Abstract:
Nitric oxide (·NO) is a prevalent antimicrobial that is known to damage iron-containing enzymes in amino acid (AA) biosynthesis pathways. With Escherichia coli, ·NO is detoxified in aerobic environments by Hmp, which is an enzyme that is synthesized de novo in response to ·NO. With this knowledgebase, it is expected that the availability of AAs in the extracellular environment would enhance ·NO detoxification, because AAs would foster translation of Hmp. However, we observed that ·NO detoxification by E. coli was far slower in populations grown and treated in the presence of AAs (AA+) in comparison to those grown and stressed in the absence of AAs (AA-). Further experiments revealed that AA+ populations had difficulty translating proteins under ·NO stress, and that ·NO activated the stringent response in AA+ populations. Additional work revealed significant ATP depletion in ·NO-stressed AA+ cultures that far exceeded that of ·NO-stressed AA- populations. Transcription, translation, and RelA were not found to be significant contributors to the ATP depletion observed, whereas AA import was implicated as a significant ATP consumption pathway. Alleviating ATP depletion while maintaining access to AAs partially restored ·NO detoxification, which suggested that ATP depletion contributed to the translational difficulties observed in ·NO-stressed AA+ populations.
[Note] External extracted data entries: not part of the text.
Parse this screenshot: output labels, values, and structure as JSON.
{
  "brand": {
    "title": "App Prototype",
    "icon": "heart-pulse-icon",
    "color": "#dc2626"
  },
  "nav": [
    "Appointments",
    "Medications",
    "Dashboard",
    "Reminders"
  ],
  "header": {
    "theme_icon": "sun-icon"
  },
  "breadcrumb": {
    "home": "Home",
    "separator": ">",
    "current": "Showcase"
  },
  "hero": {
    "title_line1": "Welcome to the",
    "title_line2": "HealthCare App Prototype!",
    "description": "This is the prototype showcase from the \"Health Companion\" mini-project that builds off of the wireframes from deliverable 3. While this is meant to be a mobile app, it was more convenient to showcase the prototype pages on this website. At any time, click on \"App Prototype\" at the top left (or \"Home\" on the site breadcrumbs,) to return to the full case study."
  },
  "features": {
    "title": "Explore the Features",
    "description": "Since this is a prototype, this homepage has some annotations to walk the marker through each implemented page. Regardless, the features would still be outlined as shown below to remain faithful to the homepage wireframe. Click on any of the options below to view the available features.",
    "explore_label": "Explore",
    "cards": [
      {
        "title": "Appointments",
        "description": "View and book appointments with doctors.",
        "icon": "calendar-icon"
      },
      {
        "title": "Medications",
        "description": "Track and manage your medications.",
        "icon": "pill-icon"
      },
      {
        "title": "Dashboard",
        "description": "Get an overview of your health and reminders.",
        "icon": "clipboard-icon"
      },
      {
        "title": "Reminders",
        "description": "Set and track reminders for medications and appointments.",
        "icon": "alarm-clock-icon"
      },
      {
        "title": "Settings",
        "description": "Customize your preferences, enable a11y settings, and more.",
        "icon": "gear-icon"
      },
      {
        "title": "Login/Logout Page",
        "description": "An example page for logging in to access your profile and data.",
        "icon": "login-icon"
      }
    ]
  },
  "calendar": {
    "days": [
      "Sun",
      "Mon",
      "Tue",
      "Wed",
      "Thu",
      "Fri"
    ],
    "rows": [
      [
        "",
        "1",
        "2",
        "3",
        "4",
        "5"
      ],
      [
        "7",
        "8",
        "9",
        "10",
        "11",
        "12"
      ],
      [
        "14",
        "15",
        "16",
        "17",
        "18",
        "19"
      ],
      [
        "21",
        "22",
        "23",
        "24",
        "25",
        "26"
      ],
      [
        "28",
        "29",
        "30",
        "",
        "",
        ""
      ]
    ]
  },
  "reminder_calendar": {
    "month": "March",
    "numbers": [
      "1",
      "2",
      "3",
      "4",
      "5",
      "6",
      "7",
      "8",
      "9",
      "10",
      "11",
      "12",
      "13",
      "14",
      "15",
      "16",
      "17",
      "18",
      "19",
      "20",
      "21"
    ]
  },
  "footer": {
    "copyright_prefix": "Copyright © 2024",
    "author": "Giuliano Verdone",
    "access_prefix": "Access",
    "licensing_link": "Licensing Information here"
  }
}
These data reveal an unexpected interaction within the ·NO response network of E. coli that stimulates a stringent response by RelA in conditions where AAs are plentiful.
摘要:
一氧化氮(·NO)是一种常见的抗微生物剂,已知会破坏氨基酸(AA)生物合成途径中的含铁酶。用大肠杆菌,·NO在有氧环境中被Hmp解毒,这是一种响应·NO从头合成的酶。有了这个知识库,预计在细胞外环境中AAs的可用性将增强·NO解毒,因为AA会促进HMP的翻译。然而,我们观察到,在存在AA(AA)的情况下生长和处理的种群中,与在不存在AA(AA-)的情况下生长和应激的种群相比,大肠杆菌的·NO解毒要慢得多。进一步的实验表明,AA+群体在·NO胁迫下难以翻译蛋白质,并且·NO激活了AA+群体中的严格反应。其他工作显示,在·NO胁迫的AA培养物中,ATP的消耗显着,远远超过了·NO胁迫的AA-种群。转录,翻译,和RelA没有发现是观察到的ATP耗竭的重要贡献者,而AA进口被认为是一个重要的ATP消耗途径。缓解ATP消耗,同时保持获得部分恢复的AA·NO解毒,这表明ATP耗竭导致了在·NO胁迫的AA种群中观察到的翻译困难。这些数据揭示了大肠杆菌的·NO响应网络内的意外相互作用,该相互作用在AA丰富的条件下刺激RelA的严格响应。